Marine commander Police Maj-General Surapol Tuanthong referred to similar problems and said the first two days of searching for victims had been very difficult as the rescuers were faced with a breakdown of telecommunications. “We didn’t know where the victims needed help,” he said.

“Another big difficulty was that some survivors didn’t understand our limitations in the first few days”, he said.

“We couldn’t help all of them in the first round, so we prioritised the injured, women and children,” the marine commander added.

Rescue teams – especially underwater specialists from nearby provinces and Bangkok – were called out to maximise the search by marine police and the Navy on later days, he said.

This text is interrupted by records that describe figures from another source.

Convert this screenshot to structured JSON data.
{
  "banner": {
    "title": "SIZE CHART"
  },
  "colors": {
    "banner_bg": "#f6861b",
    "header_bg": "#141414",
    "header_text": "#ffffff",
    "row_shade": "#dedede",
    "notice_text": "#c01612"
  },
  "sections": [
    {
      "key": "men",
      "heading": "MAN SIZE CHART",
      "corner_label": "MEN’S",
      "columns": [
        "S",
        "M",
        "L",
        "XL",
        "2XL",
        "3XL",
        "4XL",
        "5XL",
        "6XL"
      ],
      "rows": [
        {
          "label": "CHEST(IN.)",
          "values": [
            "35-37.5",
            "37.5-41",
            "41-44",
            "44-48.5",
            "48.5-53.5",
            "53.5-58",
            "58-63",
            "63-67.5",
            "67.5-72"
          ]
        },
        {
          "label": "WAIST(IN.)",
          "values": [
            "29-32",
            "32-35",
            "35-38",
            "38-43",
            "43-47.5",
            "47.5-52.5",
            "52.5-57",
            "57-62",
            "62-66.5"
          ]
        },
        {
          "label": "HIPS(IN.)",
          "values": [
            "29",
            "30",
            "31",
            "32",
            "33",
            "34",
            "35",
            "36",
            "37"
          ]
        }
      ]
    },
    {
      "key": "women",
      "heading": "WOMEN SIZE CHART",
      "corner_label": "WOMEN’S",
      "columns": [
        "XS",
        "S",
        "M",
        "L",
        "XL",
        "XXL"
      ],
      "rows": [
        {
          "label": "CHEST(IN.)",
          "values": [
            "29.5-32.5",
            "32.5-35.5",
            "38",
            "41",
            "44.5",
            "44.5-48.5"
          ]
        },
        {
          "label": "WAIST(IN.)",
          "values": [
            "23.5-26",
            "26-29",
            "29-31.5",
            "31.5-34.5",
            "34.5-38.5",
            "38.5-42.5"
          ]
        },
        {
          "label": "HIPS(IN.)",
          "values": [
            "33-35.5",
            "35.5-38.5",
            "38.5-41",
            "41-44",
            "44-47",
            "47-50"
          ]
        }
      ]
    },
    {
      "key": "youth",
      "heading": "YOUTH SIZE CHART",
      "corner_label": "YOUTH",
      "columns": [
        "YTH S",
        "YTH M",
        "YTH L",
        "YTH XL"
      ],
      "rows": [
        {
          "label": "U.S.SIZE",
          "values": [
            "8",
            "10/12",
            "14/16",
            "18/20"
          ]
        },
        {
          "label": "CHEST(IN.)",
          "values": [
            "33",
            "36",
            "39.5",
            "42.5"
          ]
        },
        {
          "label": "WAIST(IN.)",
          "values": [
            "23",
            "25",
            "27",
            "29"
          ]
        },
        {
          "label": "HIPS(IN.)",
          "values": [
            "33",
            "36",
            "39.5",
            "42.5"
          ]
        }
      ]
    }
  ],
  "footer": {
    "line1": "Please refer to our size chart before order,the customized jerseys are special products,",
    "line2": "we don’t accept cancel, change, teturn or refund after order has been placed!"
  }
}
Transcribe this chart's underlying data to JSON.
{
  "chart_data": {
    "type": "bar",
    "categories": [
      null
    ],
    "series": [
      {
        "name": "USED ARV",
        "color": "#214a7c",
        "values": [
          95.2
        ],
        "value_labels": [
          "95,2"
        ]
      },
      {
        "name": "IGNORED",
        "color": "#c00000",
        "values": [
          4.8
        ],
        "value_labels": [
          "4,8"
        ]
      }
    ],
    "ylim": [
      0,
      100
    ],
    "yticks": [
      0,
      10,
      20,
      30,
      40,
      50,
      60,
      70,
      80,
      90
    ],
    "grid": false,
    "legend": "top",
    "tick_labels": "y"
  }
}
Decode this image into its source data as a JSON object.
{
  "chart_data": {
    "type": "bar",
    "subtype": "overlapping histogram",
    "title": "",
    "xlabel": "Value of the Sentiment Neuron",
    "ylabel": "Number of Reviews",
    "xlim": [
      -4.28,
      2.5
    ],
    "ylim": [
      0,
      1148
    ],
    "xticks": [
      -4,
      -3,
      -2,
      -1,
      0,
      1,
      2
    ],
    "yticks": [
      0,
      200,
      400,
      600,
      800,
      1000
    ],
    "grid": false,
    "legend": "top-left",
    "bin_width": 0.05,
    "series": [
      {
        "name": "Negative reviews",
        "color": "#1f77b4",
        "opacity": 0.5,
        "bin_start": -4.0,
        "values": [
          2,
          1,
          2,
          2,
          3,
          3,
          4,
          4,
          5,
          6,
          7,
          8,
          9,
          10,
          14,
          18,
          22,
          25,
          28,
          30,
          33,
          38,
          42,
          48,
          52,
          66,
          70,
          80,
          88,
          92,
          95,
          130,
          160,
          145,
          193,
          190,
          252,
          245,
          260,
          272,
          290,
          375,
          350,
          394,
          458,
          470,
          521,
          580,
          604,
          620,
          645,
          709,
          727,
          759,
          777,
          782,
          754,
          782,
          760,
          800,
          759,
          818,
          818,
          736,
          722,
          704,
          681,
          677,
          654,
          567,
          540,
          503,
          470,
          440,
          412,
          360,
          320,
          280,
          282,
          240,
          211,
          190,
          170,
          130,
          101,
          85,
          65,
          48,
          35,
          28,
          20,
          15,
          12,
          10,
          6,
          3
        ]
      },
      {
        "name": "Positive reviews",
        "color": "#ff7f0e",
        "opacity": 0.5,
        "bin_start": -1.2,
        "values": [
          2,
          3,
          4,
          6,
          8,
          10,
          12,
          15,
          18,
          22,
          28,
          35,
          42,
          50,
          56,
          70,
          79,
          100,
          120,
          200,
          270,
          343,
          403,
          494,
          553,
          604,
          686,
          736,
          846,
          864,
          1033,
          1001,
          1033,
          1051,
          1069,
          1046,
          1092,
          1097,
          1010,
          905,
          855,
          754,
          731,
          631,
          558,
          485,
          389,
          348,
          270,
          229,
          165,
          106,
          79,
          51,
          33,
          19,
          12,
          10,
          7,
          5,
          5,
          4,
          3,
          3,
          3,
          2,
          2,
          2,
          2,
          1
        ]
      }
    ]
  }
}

Surapol said that his rescue teams lacked heavy machinery, as they only had simple weeding tools.

Prime Minister Thaksin Shinawatra said yesterday that rescue teams had enough personnel but not sufficient equipment to search for the dead.

“The rescue teams could only take the corpses out of the debris with their bare hands – there was not enough heavy equipment”, he told reporters.

A couple of days later, however, as more dead bodies were discovered, the government supplied more equipment to the teams, enabling them to work quicker.

Meanwhile, international aid teams landed in Asia’s tsunami-devastated villages yesterday in a desperate race to prevent the spread of disease in one of the biggest catastrophe relief operations in history, said Reuters.

As grief-stricken survivors buried the dead in mass graves – the overall death toll from Sunday’s tsunami now standing at 70,000 – aid teams from Japan, India, Israel, Russia, France, Germany and Taiwan worked to restore drinking water and sanitation.

Many coastal villages and resorts – now nothing more than mud-covered and rubble blanketed with the stench of rotting corpses – remained inaccessible to the heavy earth-moving equipment needed to clear debris and dispose of bodies.

“We are especially concerned about people in remote coastal areas, which are difficult to reach because roads and bridges have been destroyed,” said Jeff Dick, the UN World Food Programme director in Sri Lanka.

“Communication lines remain extremely problematic and many key logistics routes needed to transport food have been blocked”, said Dick.